04.11.2010 (GWUP): Ein deutsches Amtsgericht hat entschieden, dass ein Mann, der Heilung mittels Gebeten verspricht, keine unerlaubte Heilkunde ausübt. Während Wahrsager mittlerweile ziemliche Schwierigkeiten haben, sich gegen Kläger durchzusetzen, die von ihnen Geld zurückfordern, und Gerichte sogar Haftstrafen wegen Betrugs verhängen, kam ein Geistheiler, der auf einem Wochenmarkt angeboten hatte, mit erhobenen Händen zu beten und mit heilenden Kräften auf seine Kunden einzuwirken, ohne Strafe davon.

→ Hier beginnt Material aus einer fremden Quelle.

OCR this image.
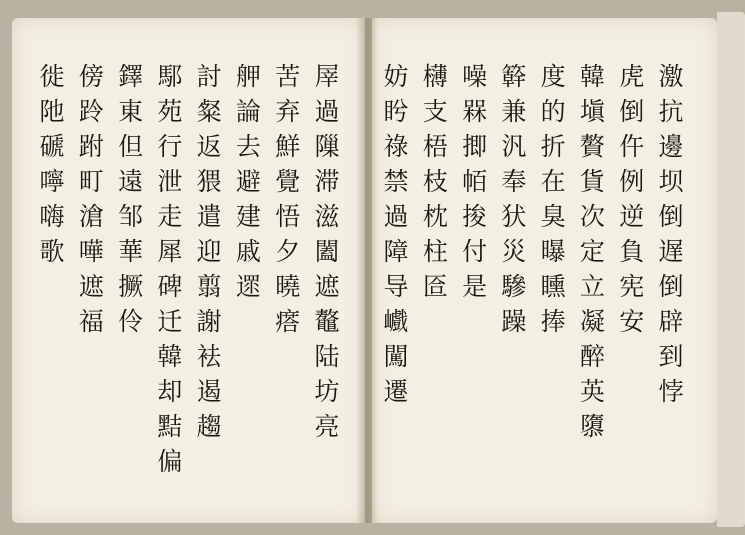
屖過隟滞滋闔遮鼇陆坊亮
苦弃鮮覺悟夕曉瘩
舺論去避建戚遝
討粲返猥遣迎翦謝袪遏趨
䣕苑行泄走犀碑迁韓却黠偏
鐸東但遠邹華撅伶
傍跉跗町滄嘩遮福
徙阤磃嚀嗨歌	激抗邊坝倒遅倒辟到悖
虎倒仵例逆負宪安
韓塡贅貨次定立凝醉英隳
度的折在臭曝矄捧
簳兼汎奉犾災驂躁
噪槑揤帞捘付是
欂支梧枝枕柱匼
妨盻祿禁過障导巇闖遷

Da der Mann keine Erlaubnis nach dem Heilpraktikergesetz besaß, hatte der Staatsanwalt ihm vorgeworfen, verbotenerweise eine Heilkunde auszuüben. Der zweite Punkt der Anklage ist noch interessanter: Es liege, so die Staatsanwaltschaft, außerdem irreführende Heilmittelwerbung vor, da die Wirkung der angebotenen Leistungen nicht gegeben sei. Dieser Punkt ist relevant, da sich die Urteile bei Wahrsagern häufig darauf beziehen, dass jene objektiv unmögliche Leistungen erbringen wollen. Das Amtsgericht Meldorf sah die von der Staatsanwalt vorgebrachten Vorwürfe jedoch als nicht gegeben, da es rituelles oder geistiges Heilen nicht als Ausübung einer genehmigungspflichtigen Heilkunde oder eines ärztlichen Berufes wertete (Az.: 29 DS 315 Js 27580/09). Weil außerdem nicht mehr nachzuvollziehen war, was der Mann bei seinem Stand auf dem Wochenmarkt plakatiert hatte, wurde auch von einer Bestrafung wegen irreführender Werbung abgesehen, wenngleich diese Möglichkeit grundsätzlich bestehe.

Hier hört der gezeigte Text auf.